Comparison Guide

How to compare observability platforms without getting lost in feature lists.

Teams evaluating Datadog, Grafana, Splunk, New Relic, OpenTelemetry-first stacks, and newer products like Driftdog usually start in the wrong place. The real question is not who has the most charts. It is who helps you ingest, investigate, respond, and preserve context under pressure.

Signal coverage

Compare how each platform handles logs, metrics, traces, alerts, incidents, service inventories, and trace-to-log correlation.

OpenTelemetry support

OpenTelemetry compatibility matters because it reduces lock-in, clarifies instrumentation choices, and makes ingestion architecture more portable.

Incident workflow

The best platform is not just where data lands. It is where teams triage, assign owners, preserve context, and drive response.

Deployment and control

Enterprise teams need to compare tenancy, data boundaries, API controls, auditability, and deployment fit for regulated systems.

Retention and cost

Query depth, indexing strategy, long-term storage, and how cost visibility shows up in the product all change the operational outcome.

Start with the operating model, not the vendor grid

Most comparison pages flatten observability into a checklist. Enterprise teams know the harder part is operational fit. You are buying an ingestion model, a query model, a workflow model, and a control model at the same time. If those parts do not line up, the platform creates more work than it removes.

In practice, teams should compare products on five dimensions: whether the platform handles the signals you truly need, whether it supports an OpenTelemetry-friendly architecture, whether incident handling lives close to the evidence, whether the deployment model fits your data constraints, and whether long-term query depth is economically sustainable.

Logs, metrics, traces, and incidents should feel like one system

A common failure in observability buying is selecting one tool for metrics, one for logs, another for tracing, and then layering incident handling on top. That can work in a mature platform team, but it often slows triage. The handoff between tools becomes the bottleneck.

When you compare vendors, ask whether a service owner can move from a failing service to recent errors, linked traces, alert history, and incident ownership without losing context. If that path requires multiple products and multiple mental models, the operational burden stays with your team.
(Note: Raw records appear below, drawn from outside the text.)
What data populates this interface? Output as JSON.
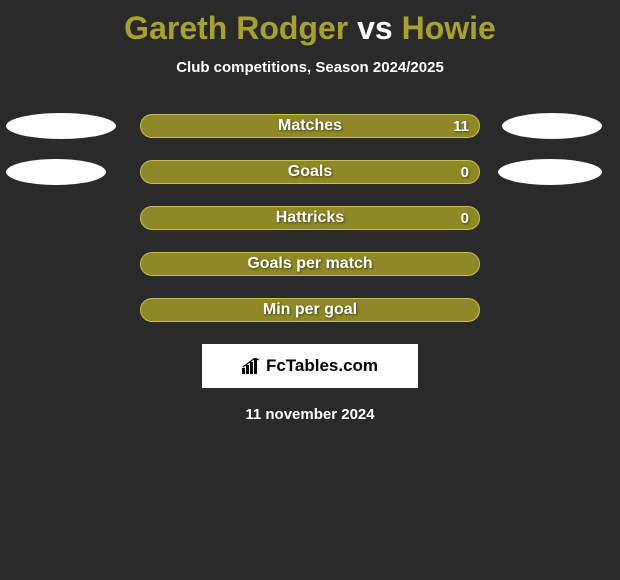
{
  "title": {
    "player1": "Gareth Rodger",
    "vs": " vs ",
    "player2": "Howie",
    "player1_color": "#a9a12f",
    "vs_color": "#ffffff",
    "player2_color": "#a9a12f"
  },
  "subtitle": "Club competitions, Season 2024/2025",
  "bar_style": {
    "track_color": "#a9a12f",
    "track_border": "#c9c14f",
    "fill_color": "#8f8826",
    "label_color": "#ffffff"
  },
  "rows": [
    {
      "label": "Matches",
      "value": "11",
      "fill_pct": 100,
      "show_value": true,
      "left_ellipse": true,
      "right_ellipse": true,
      "left_ellipse_w": 110,
      "right_ellipse_w": 100
    },
    {
      "label": "Goals",
      "value": "0",
      "fill_pct": 100,
      "show_value": true,
      "left_ellipse": true,
      "right_ellipse": true,
      "left_ellipse_w": 100,
      "right_ellipse_w": 104
    },
    {
      "label": "Hattricks",
      "value": "0",
      "fill_pct": 100,
      "show_value": true,
      "left_ellipse": false,
      "right_ellipse": false
    },
    {
      "label": "Goals per match",
      "value": "",
      "fill_pct": 100,
      "show_value": false,
      "left_ellipse": false,
      "right_ellipse": false
    },
    {
      "label": "Min per goal",
      "value": "",
      "fill_pct": 100,
      "show_value": false,
      "left_ellipse": false,
      "right_ellipse": false
    }
  ],
  "logo": {
    "icon_name": "bar-chart-icon",
    "text": "FcTables.com",
    "text_color": "#000000",
    "bg_color": "#ffffff"
  },
  "date": "11 november 2024",
  "background_color": "#2a2a2a"
}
OpenTelemetry matters because it changes the architecture conversation

OpenTelemetry is not just another acronym on the comparison sheet. It changes how you instrument systems, how portable your telemetry pipeline is, and how much leverage you keep if you later evolve your tooling. Strong support for OpenTelemetry logs, metrics, and traces gives teams a more stable foundation than vendor-specific agents alone.

That does not mean every platform must be purely open source. It means you should understand where proprietary collection begins, where normalization happens, and whether your data model still makes sense if your estate grows or changes.

Compare the incident workflow, not just the detection surface

Detection is only the start of the job. The better question is what happens after the alert opens. Does the product help assign ownership, collect the timeline, show recent changes, and keep the response anchored to the evidence? Or does the tool stop at charts and force the rest of the work into chat, docs, and memory?

This is one of the clearest differences between general monitoring products and a more operational observability platform. Teams need a system that supports response and review, not just visibility.

Security, tenancy, and deployment constraints are real buying criteria

Enterprises in healthcare, financial services, and other high-control environments cannot treat deployment as an afterthought. Comparison should include tenant isolation, API controls, evidence trails, identity boundaries, and how the product behaves in regulated review cycles.

That is also where newer products can differentiate. A platform designed around control, evidence, and operational governance may fit some regulated workflows better than a tool built first for infrastructure metrics and later extended outward.

Where ObservableAI and Driftdog fit

ObservableAI is the enterprise platform surface. Driftdog is the core product. The goal is a drift-aware operating layer that keeps logs, metrics, traces, incidents, and operational change close together so teams can act faster and review more cleanly.

That is a different posture from products that lead with standalone monitoring views and expect the workflow to be assembled elsewhere. It is also different from an entirely self-assembled open-source stack, which can offer flexibility but often shifts more integration and ownership cost onto the platform team.

A practical shortlist for evaluation

Can a team onboard logs, metrics, and traces from a new service without bespoke instrumentation work for each signal?

Does the product support OpenTelemetry as a first-class path, not a side integration?

Can an operator move from alert to owner to evidence without bouncing across multiple tools?

Are retention, query depth, and cost tradeoffs visible enough to manage before budgets drift?

Does the deployment and security model fit the environments that actually matter to your business?